Чтобы издать книгу, нужно было получить разрешение. Вероятно, канцелярия Академии наук дать его не решилась бы. Нужна резолюция государыни…
А что? Вдруг советников не послушает и согласится?
Не писал он ей поздравительных стихотворений?
Зато помогал делом. А что он писал, можно объяснить.
Кантемир сочинил обращение к Анне Иоанновне — "Речь", которую постарался передать вместе с рукописью. Ничего не просит он для себя и о подготовленной своей книге не вспоминает. "Речь" должна объяснить — не пишет он похвальных стихов государыне вовсе не потому, что занят сатирами, осуждающими пороки, а оттого, что не чувствует в себе силы и способности прославлять Анну благонравну, под чьей властью, о чем известно ему, Россия радостно расцветает:
Все то, хоть скудоумен, и вижу и знаю, Да ползать повадився — летать не дерзаю. Поюся к твоим хвалам распростерт руку: Помню Икара повесть, про дерзость и муку.Он будто бы трижды принимался писать хвалы — и трижды с неба прилетал бог Аполлон, вырывал у него из рук бумагу, ломал перья, проливал чернила, требуя от него:
"…Покинь и впредь не дерзай в сие вступать смело, Оставь мудрейшим себя, не твое то дело".С богом искусства поэту не поспорить, пришлось бросить попытки писания панегириков…
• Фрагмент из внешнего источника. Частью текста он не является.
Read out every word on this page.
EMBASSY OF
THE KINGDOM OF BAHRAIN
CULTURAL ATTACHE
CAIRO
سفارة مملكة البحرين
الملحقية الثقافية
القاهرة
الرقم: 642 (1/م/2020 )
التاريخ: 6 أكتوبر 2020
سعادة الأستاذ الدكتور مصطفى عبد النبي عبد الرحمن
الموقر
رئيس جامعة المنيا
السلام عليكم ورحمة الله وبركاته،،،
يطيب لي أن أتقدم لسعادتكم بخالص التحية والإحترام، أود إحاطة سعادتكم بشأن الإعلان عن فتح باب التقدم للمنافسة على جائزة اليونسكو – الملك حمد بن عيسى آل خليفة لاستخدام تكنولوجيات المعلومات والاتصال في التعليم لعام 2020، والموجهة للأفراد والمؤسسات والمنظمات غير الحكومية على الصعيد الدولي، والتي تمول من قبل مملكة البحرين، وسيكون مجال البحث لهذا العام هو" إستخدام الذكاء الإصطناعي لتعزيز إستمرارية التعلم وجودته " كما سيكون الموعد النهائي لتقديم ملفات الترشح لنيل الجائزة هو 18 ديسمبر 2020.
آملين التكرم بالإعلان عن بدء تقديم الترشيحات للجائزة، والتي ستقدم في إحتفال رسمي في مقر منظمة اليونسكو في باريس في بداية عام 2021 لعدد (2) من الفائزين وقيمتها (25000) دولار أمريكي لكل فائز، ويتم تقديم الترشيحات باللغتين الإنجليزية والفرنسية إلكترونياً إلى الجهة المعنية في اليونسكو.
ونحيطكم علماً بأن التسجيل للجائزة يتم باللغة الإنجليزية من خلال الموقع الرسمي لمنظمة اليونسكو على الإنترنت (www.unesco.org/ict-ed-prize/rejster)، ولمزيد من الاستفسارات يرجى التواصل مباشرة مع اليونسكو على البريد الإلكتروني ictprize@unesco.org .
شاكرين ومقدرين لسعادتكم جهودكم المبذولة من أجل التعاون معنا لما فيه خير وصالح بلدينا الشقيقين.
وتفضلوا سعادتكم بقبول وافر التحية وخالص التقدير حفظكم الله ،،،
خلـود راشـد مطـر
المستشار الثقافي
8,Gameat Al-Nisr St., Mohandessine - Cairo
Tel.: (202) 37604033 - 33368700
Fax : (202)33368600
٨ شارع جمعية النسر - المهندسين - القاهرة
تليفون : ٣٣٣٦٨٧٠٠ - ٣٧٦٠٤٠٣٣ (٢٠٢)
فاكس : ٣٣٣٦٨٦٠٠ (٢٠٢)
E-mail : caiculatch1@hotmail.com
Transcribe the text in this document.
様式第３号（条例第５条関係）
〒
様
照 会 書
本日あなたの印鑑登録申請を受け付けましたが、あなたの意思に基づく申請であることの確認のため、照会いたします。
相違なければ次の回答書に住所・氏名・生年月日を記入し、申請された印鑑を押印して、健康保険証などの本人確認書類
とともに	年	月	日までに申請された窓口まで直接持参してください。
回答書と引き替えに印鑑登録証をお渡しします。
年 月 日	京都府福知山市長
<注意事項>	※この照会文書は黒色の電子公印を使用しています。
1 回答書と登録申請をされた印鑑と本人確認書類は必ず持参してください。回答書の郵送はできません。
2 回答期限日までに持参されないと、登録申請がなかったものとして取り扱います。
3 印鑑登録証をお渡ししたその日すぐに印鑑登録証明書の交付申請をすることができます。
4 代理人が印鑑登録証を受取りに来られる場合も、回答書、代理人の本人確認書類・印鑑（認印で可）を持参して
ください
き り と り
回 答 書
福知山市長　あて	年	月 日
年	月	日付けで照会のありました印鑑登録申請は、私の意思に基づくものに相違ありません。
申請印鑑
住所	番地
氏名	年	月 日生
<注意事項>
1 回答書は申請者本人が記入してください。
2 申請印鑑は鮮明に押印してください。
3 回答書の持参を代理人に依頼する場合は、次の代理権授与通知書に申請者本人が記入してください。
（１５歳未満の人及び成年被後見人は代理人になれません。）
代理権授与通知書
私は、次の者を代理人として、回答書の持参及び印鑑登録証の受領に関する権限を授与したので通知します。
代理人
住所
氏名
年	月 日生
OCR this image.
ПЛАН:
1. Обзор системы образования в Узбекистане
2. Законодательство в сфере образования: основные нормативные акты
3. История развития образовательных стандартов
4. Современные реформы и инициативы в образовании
"Молчу убо, — заканчивает Кантемир свою "Речь", — но молча сильно почитаю…"
Можно верить или не верить словам поэта, однако во всяком случае объяснение было дано.
Кантемир заставил Аполлона дурно отзываться о жанре панегирической поэзии, — что здесь поделаешь! Но этого ему показалось мало! Пусть сама императрица от него откажется:
Похлебства не любит та — правду ищет ясну; Как же, не похлебствовав, составить песнь красну?Согласный с Аполлоном, Кантемир предпочел нагромождению похвал творческое молчание… А отдельные строки "Речи" растолковал прозой:
"Обыкши я подло и низким штилем писать, не смею составлять панегирики, где высокий штиль употреблять надобно".